À cette critique dans Nature, je préfère donc naturellement celle du généticien Adam Rutherford, parue dans le Guardian. Critique plus nuancée, qui note les limites du livre, mais reconnaît également l’importance culturelle de Dawkins :
« C’est un livre merveilleux à bien des égards, mais je ne l’ai pas aimé, ceci je crois parce que mes goûts en matière de prose ont évolué. On dirait le dernier volet d’une époque révolue d’écriture scientifique grandiloquente, dont Dawkins était le doyen, le conteur. […] Si c’est bien le « chant du cygne » de Dawkins, comme il l’a laissé entendre, alors je pense que beaucoup d’entre nous ne seraient pas dérangés par une tournée finale à la manière de Status Quo, qui se poursuivrait encore, fidèle à son obstination à défendre l’idée capitale de Darwin. En fin de compte, le destin de tous les organismes, selon les lois fixes de l’évolution, est l’extinction. Mais les scientifiques du futur étudieront sûrement les écrits de Richard Dawkins longtemps après qu’il aura succombé aux forces qu’il a tant fait pour célébrer. »

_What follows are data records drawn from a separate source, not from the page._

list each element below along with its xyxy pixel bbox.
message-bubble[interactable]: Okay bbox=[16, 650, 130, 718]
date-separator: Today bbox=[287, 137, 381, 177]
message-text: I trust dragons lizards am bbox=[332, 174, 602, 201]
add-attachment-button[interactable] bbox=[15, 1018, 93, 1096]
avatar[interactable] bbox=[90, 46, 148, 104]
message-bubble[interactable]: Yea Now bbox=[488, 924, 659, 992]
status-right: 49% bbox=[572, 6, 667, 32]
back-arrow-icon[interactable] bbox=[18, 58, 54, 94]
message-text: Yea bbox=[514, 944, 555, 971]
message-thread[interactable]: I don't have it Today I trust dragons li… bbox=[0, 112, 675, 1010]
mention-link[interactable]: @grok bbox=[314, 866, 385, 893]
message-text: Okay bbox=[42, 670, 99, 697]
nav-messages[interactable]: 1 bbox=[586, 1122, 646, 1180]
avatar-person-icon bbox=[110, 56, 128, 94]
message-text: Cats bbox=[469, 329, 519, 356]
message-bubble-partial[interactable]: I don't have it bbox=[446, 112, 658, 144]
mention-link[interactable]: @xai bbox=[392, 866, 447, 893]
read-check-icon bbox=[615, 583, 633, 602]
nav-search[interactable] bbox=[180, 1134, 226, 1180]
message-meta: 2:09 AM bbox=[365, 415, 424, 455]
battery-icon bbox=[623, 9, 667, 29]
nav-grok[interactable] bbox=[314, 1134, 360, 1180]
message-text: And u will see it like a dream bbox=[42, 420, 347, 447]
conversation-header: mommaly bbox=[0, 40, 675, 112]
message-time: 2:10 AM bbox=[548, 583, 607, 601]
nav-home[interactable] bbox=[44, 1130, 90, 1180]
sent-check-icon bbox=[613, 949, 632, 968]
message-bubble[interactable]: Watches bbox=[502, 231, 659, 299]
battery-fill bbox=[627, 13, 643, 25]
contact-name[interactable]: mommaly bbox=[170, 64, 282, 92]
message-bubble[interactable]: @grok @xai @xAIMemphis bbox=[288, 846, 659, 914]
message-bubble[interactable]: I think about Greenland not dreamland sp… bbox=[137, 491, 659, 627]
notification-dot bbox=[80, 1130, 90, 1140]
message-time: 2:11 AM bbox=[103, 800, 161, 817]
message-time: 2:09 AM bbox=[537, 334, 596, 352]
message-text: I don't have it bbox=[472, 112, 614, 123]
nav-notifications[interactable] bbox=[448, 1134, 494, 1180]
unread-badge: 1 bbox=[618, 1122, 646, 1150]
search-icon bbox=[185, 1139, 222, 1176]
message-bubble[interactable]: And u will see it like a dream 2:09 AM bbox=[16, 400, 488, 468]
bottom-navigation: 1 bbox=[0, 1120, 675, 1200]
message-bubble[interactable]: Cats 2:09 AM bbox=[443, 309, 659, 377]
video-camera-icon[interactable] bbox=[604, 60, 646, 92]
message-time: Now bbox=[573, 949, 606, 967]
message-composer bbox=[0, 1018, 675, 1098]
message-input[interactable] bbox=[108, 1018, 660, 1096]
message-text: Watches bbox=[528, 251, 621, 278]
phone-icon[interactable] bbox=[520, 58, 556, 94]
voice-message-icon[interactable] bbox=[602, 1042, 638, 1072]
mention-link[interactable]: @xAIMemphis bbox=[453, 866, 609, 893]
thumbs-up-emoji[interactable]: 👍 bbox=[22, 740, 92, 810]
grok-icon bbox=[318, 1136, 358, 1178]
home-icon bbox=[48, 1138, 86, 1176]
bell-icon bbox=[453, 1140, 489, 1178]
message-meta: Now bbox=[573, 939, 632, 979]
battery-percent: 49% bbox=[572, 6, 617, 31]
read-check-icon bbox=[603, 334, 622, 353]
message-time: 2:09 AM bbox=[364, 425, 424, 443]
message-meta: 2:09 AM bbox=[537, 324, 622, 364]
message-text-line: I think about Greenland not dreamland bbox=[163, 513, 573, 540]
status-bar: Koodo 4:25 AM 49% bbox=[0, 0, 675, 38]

Qui remplacera Dawkins, pour écrire sur l’évolution ? Ils ne se bousculent pas au portillon. Nick Lane est un bon auteur, mais sa portée est bien moins étendue. Carl Zimmer écrit aussi de bons livres, mais il est journaliste, pas scientifique, et cela fait une différence. Et j’en oublie sans doute beaucoup injustement. Il fût un temps où les bloggers avaient le vent en poupe (PZ Myers, Jerry Coyne,…), mais c’est là plutôt une espèce en voie d’extinction. Au vingt-et-unième siècle, nous avons tout de même perdu Stephen J. Gould (2002), Ernst Mayr (2005), E. O. Wilson (2021), Dick Lewontin (2021)… Certaines passes d’armes entre ces auteurs (incl. Dawkins), souvent par critiques interposées, sont rentrées dans l’histoire du genre. Voilà un vide qui va être difficile à combler !
- The genetic book of the dead, de Richard Dawkins, 2024, Head of Zeus Ltd., 351 pages.